A saint Etienne de Rouvray, vers 9h00 en ce dimanche matin, les cloches de l’église saint Etienne annoncent la messe de 9h15.

L’assistance est clairsemée en ce temps de vacances. Un prêtre monte à l’autel et un fidèle de passage demande à sa voisine : « Qui donc est ce prêtre ? »

Notre curé est en vacances, c’est aujourd’hui le Père Jacques Hamel qui célèbre la messe.

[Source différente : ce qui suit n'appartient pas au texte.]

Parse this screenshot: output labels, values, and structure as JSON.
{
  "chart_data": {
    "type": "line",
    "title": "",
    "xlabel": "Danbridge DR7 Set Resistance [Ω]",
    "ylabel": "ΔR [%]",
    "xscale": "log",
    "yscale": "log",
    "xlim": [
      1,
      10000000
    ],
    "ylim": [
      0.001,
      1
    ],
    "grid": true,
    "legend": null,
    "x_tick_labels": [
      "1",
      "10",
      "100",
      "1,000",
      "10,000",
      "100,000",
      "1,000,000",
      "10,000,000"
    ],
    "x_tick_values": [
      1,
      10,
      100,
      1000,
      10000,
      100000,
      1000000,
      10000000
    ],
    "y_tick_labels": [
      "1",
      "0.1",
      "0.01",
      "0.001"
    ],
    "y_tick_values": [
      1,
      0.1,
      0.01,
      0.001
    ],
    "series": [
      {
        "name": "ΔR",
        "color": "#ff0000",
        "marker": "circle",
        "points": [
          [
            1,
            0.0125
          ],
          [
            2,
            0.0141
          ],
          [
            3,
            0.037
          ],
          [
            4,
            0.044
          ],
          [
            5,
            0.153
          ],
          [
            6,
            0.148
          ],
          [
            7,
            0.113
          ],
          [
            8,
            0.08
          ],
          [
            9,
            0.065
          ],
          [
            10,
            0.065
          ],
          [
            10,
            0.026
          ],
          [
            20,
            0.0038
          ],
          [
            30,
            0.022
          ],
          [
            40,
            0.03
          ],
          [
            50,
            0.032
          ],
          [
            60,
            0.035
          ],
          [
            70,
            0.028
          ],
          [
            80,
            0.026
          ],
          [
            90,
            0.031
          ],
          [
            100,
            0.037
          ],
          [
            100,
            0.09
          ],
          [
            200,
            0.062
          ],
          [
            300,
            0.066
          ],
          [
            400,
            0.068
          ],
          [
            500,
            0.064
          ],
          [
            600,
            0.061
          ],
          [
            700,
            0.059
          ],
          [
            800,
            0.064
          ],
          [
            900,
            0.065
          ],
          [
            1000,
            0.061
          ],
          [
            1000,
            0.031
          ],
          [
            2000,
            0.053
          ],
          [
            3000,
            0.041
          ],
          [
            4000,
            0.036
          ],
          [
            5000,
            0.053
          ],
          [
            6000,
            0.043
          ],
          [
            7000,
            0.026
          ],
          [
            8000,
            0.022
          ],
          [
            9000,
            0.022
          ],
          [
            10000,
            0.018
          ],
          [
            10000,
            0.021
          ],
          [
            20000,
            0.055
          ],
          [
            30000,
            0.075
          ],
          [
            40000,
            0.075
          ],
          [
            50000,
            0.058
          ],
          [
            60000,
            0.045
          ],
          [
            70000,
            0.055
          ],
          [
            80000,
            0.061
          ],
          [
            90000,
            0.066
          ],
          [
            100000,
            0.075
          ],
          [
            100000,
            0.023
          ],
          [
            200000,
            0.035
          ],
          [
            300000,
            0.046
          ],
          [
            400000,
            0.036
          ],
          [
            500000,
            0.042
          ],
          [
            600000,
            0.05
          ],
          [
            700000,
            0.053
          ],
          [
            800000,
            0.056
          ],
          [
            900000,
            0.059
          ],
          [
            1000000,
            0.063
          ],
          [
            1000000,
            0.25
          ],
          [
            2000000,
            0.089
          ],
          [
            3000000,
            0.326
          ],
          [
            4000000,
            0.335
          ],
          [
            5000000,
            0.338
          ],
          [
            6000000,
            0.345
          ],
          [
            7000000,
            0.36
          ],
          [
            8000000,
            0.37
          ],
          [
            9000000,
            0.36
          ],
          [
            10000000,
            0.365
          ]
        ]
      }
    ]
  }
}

Malgré son bel âge de 86 ans, il est en activité ici comme prêtre auxiliaire, totalement investi dans la vie de la paroisse. Certains de ses confrères aiment plaisanter : “Jacques, tu en fais un peu trop, il serait temps de prendre ta retraite”. Ce à quoi il répond en riant, “tu as déjà vu un curé à la retraite ? Je travaillerai jusqu’à mon dernier souffle”.

C’est un homme atypique ! Déjà en Algérie, lors de son service militaire, il refusait d’être officier pour ne pas avoir à faire risquer la mort à qui que ce soit. Lors d’une opération périlleuse, il fut le seul survivant de son groupe, il s’est toujours demandé pourquoi…

Notre curé est africain, c’est le Père Moanda-Phuati, salésien.
Tout le monde l’aime, notre Père Jacques, depuis le maire communiste, jusqu’à l’Imam et le Pasteur, il rend service à tout le monde sans distinction.

Arrive le moment de l’homélie. Le Père Hamel a toujours été habité par ce dialogue du livre de la Genèse entre Abraham et le Seigneur ! Pour sauver
Sodome et Gomorrhe combien faudra-t-il trouver de justes ? Cinquante ? Quarante cinq ? Quarante ? Trente ? Vingt ? Dix ?

Même pour dix, mon sacerdoce, pense le Père Jacques, est utile ici à Saint Etienne, malgré mon grand âge !

La lettre de saint Paul lui rappelle aussi son rôle de « pardonneur » au nom du Christ.

 « Vous étiez morts parce que vous avez commis des fautes mais Dieu vous a donné la vie avec le Christ, il nous a pardonné toutes nos fautes »

L’Évangile évoque le « Notre Père », la seule prière enseignée par Jésus Lui même. Le petit Jacques l’a balbutiée sur les genoux de sa mère. La finale du texte évoque un peu sa devise : « à qui frappe on ouvrira », c’est sa façon d’être en permanence comme serviteur.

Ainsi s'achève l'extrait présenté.